Comme on pouvait s'y attendre, le plus vieux candidat de l'Histoire américaine briguant un premier mandat a cherché à rassembler tous les Américains au-delà de son camp, promettant, malgré son âge, d'apporter, comme son rival, le "changement" à Washington. Un changement qu'il a symbolisé avec Sarah Palin, gouverneur de l'Alaska et totalement étrangère à la capitale fédérale. "Je suis impatient de la présenter à Washington. Et laissez-moi donner un premier avertissement au Washington usé, dépensier, qui ne fait rien, qui pense moi d'abord et le pays après : le changement arrive", a-t-il prévenu.
Afin de se poser en rassembleur, il a rappelé sa propre expérience législative. "Encore et encore, j'ai travaillé avec des membres des deux partis pour régler les problèmes qui avaient besoin d'être réglés. C'est comme cela que je travaillerai en tant que président. J'ai le bilan et les cicatrices qui prouvent que je peux travailler sans esprit partisan. Ce n'est pas le cas Obama", a-t-il dit, égratignant son adversaire démocrate de 25 ans son cadet (cliquez ici pour voir l'extrait). "Je tendrai la main à quiconque m'aidera à faire avancer de nouveau ce pays", a promis John McCain, en faisant référence aux nombreuses fois où, choisissant de s'opposer à son propre parti, il s'est allié aux démocrates au Sénat.
Une seule allusion à Bush
Avec cette image de "rebelle" et de "franc-tireur", John McCain voulait aussi se démarquer du parti républicain en général, et de George W. Bush en particulier. Alors que le camp démocrate tente de l'assimiler au président sortant avec le sobriquet de "McSame" ("Mc le même") -dans sa première réaction au discours, l'équipe Obama a d'ailleurs repris ce thème-, il a pris grand soin de ne pas citer une seule fois le locataire de la Maison-Blanche, absent, pendant les 40 minutes de son intervention.
Tout juste a-t-il consenti à le remercier. "Je suis reconnaissant au président de nous avoir dirigé au cours des jours sombres qui ont suivi la pire attaque de notre histoire sur le sol américain et de nous avoir protégé d'une autre attaque que beaucoup pensaient inévitable", a noté John McCain dans sa seule allusion aux attentats du 11-Septembre.
"Nous sommes Américains. Nous ne renonçons jamais"
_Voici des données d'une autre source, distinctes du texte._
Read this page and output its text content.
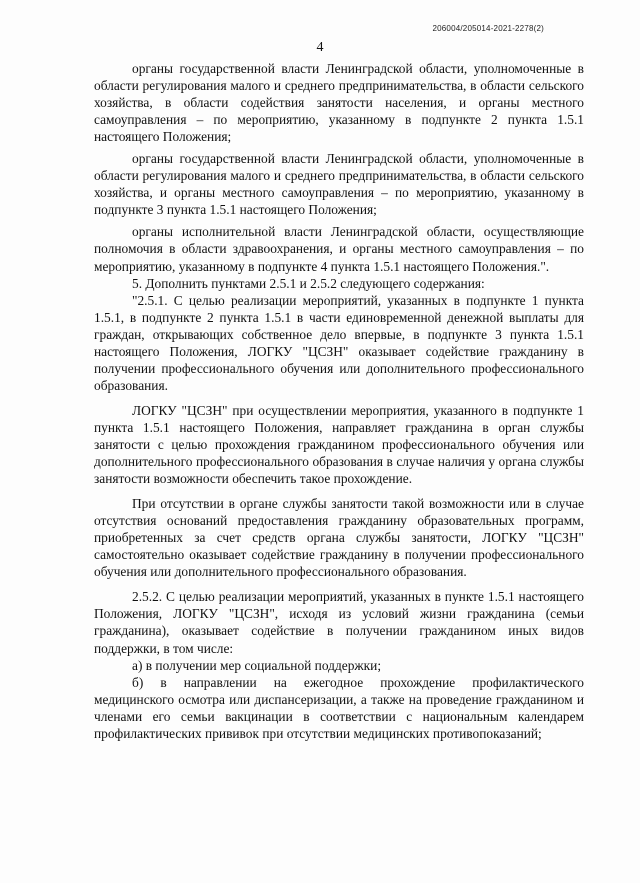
206004/205014-2021-2278(2)
4

органы государственной власти Ленинградской области, уполномоченные в области регулирования малого и среднего предпринимательства, в области сельского хозяйства, в области содействия занятости населения, и органы местного самоуправления – по мероприятию, указанному в подпункте 2 пункта 1.5.1 настоящего Положения;

органы государственной власти Ленинградской области, уполномоченные в области регулирования малого и среднего предпринимательства, в области сельского хозяйства, и органы местного самоуправления – по мероприятию, указанному в подпункте 3 пункта 1.5.1 настоящего Положения;

органы исполнительной власти Ленинградской области, осуществляющие полномочия в области здравоохранения, и органы местного самоуправления – по мероприятию, указанному в подпункте 4 пункта 1.5.1 настоящего Положения.".

5. Дополнить пунктами 2.5.1 и 2.5.2 следующего содержания:

"2.5.1. С целью реализации мероприятий, указанных в подпункте 1 пункта 1.5.1, в подпункте 2 пункта 1.5.1 в части единовременной денежной выплаты для граждан, открывающих собственное дело впервые, в подпункте 3 пункта 1.5.1 настоящего Положения, ЛОГКУ "ЦСЗН" оказывает содействие гражданину в получении профессионального обучения или дополнительного профессионального образования.

ЛОГКУ "ЦСЗН" при осуществлении мероприятия, указанного в подпункте 1 пункта 1.5.1 настоящего Положения, направляет гражданина в орган службы занятости с целью прохождения гражданином профессионального обучения или дополнительного профессионального образования в случае наличия у органа службы занятости возможности обеспечить такое прохождение.

При отсутствии в органе службы занятости такой возможности или в случае отсутствия оснований предоставления гражданину образовательных программ, приобретенных за счет средств органа службы занятости, ЛОГКУ "ЦСЗН" самостоятельно оказывает содействие гражданину в получении профессионального обучения или дополнительного профессионального образования.

2.5.2. С целью реализации мероприятий, указанных в пункте 1.5.1 настоящего Положения, ЛОГКУ "ЦСЗН", исходя из условий жизни гражданина (семьи гражданина), оказывает содействие в получении гражданином иных видов поддержки, в том числе:

а) в получении мер социальной поддержки;

б) в направлении на ежегодное прохождение профилактического медицинского осмотра или диспансеризации, а также на проведение гражданином и членами его семьи вакцинации в соответствии с национальным календарем профилактических прививок при отсутствии медицинских противопоказаний;
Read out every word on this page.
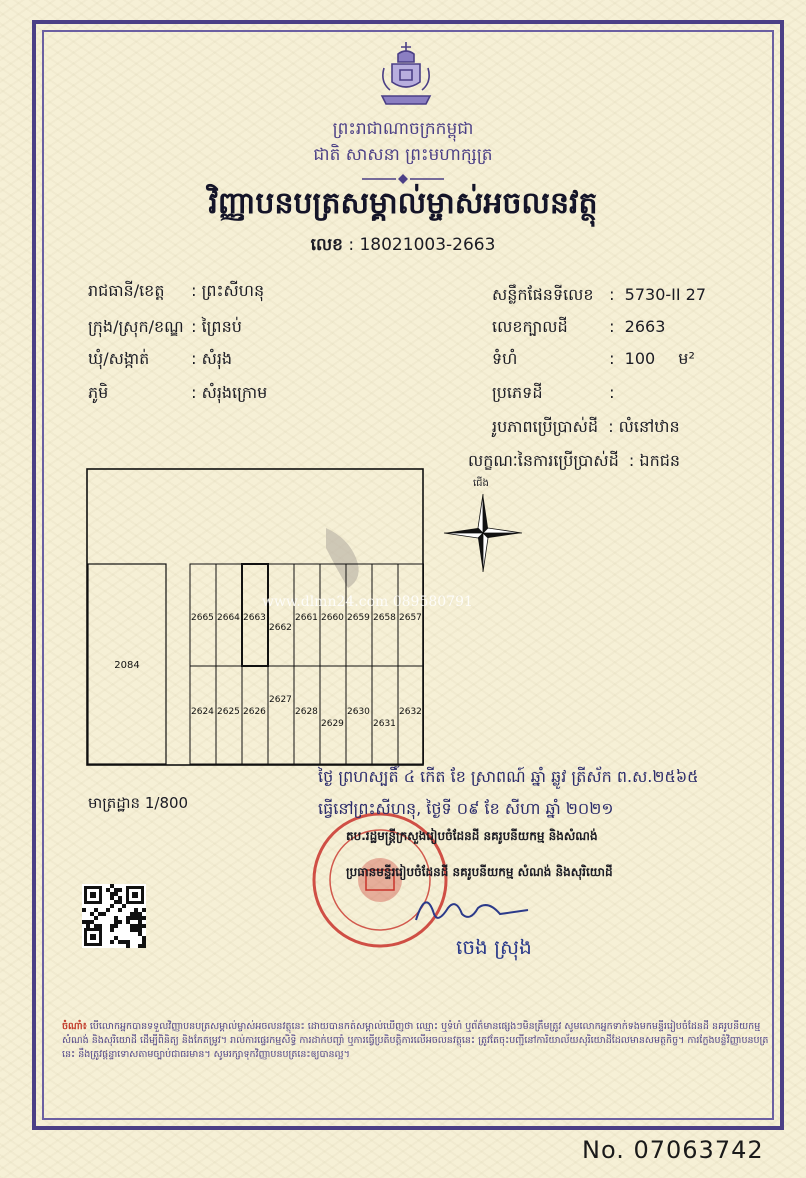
ព្រះរាជាណាចក្រកម្ពុជា
ជាតិ សាសនា ព្រះមហាក្សត្រ
វិញ្ញាបនបត្រសម្គាល់ម្ចាស់អចលនវត្ថុ
លេខ : 18021003-2663
រាជធានី/ខេត្ត : ព្រះសីហនុ
ក្រុង/ស្រុក/ខណ្ឌ : ព្រៃនប់
ឃុំ/សង្កាត់	: សំរុង
ភូមិ	: សំរុងក្រោម
សន្លឹកផែនទីលេខ :  5730-II 27
លេខក្បាលដី	:  2663
ទំហំ	:  100 ម²
ប្រភេទដី	:
រូបភាពប្រើប្រាស់ដី  : លំនៅឋាន
លក្ខណៈនៃការប្រើប្រាស់ដី  : ឯកជន
2084
2665 2664 2663
2662
2661 2660 2659 2658 2657
2624 2625 2626
2627
2628
2629
2630
2631
2632
ជើង
www.dlmn24.com 089580791
មាត្រដ្ឋាន 1/800
ថ្ងៃ ព្រហស្បតិ៍ ៤ កើត ខែ ស្រាពណ៍ ឆ្នាំ ឆ្លូវ ត្រីស័ក ព.ស.២៥៦៥
ធ្វើនៅព្រះសីហនុ, ថ្ងៃទី ០៩ ខែ សីហា ឆ្នាំ ២០២១
តប.រដ្ឋមន្ត្រីក្រសួងរៀបចំដែនដី នគរូបនីយកម្ម និងសំណង់
ប្រធានមន្ទីររៀបចំដែនដី នគរូបនីយកម្ម សំណង់ និងសុរិយោដី
ចេង ស្រុង
ចំណាំ៖ បើលោកអ្នកបានទទួលវិញ្ញាបនបត្រសម្គាល់ម្ចាស់អចលនវត្ថុនេះ ដោយបានកត់សម្គាល់ឃើញថា ឈ្មោះ ឬទំហំ ឬព័ត៌មានផ្សេងៗមិនត្រឹមត្រូវ សូមលោកអ្នកទាក់ទងមកមន្ទីររៀបចំដែនដី នគរូបនីយកម្ម សំណង់ និងសុរិយោដី ដើម្បីពិនិត្យ និងកែតម្រូវ។ រាល់ការផ្ទេរកម្មសិទ្ធិ ការដាក់បញ្ចាំ ឬការធ្វើប្រតិបត្តិការលើអចលនវត្ថុនេះ ត្រូវតែចុះបញ្ជីនៅការិយាល័យសុរិយោដីដែលមានសមត្ថកិច្ច។ ការក្លែងបន្លំវិញ្ញាបនបត្រនេះ នឹងត្រូវផ្តន្ទាទោសតាមច្បាប់ជាធរមាន។ សូមរក្សាទុកវិញ្ញាបនបត្រនេះឲ្យបានល្អ។
No. 07063742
Pour prouver ses capacités à diriger, John McCain n'a évidemment pas manqué de rappeler ses presque six années de captivité dans une geôle du Nord-Vietnam. "Je suis tombé amoureux de mon pays quand j'étais prisonnier dans le pays d'un autre", a-t-il lancé. "Je n'ai plus jamais été le même. Je n'étais plus le même homme. J'étais une part de mon pays", a rappelé l'ancien pilote de chasse de la Navy, dont l'appareil fut abattu en 1967.
Comme à son habitude, le sénateur a enchaîné sur cette corde patriotique pour appeler au rassemblement derrière lui. "En tant que président, je vais combattre tous les jours pour ma cause. Je vais combattre pour être sûr que chaque Américain remerciera Dieu comme je le remercie pour être un Américain, un fier citoyen du plus grand pays du monde. Battez-vous à mes côtés, battez-vous à mes côtés. Nous sommes Américains et nous ne renonçons jamais. Nous n'abandonnons jamais. Nous ne fuyons jamais l'Histoire. Nous faisons l'Histoire", a conclu John McCain dans un discours aux accents guerriers, placé sous le thème du "pays d'abord", mais beaucoup plus convenu et surtout moins convaincant que celui de Sarah Palin.
Reste maintenant à savoir comment sera perçue cette intervention, et plus globalement l'ensemble de la convention républicaine, dans l'opinion. Barack Obama et John McCain étaient quasiment à égalité dans les sondages avant les deux rassemblements. Après la grand-messe démocrate, Barack Obama avait repris quelques points d'avance dans les sondages. John McCain aura-t-il profité à son tour de son exposition médiatique pour revenir à hauteur de son adversaire ? Réponse d'ici peu.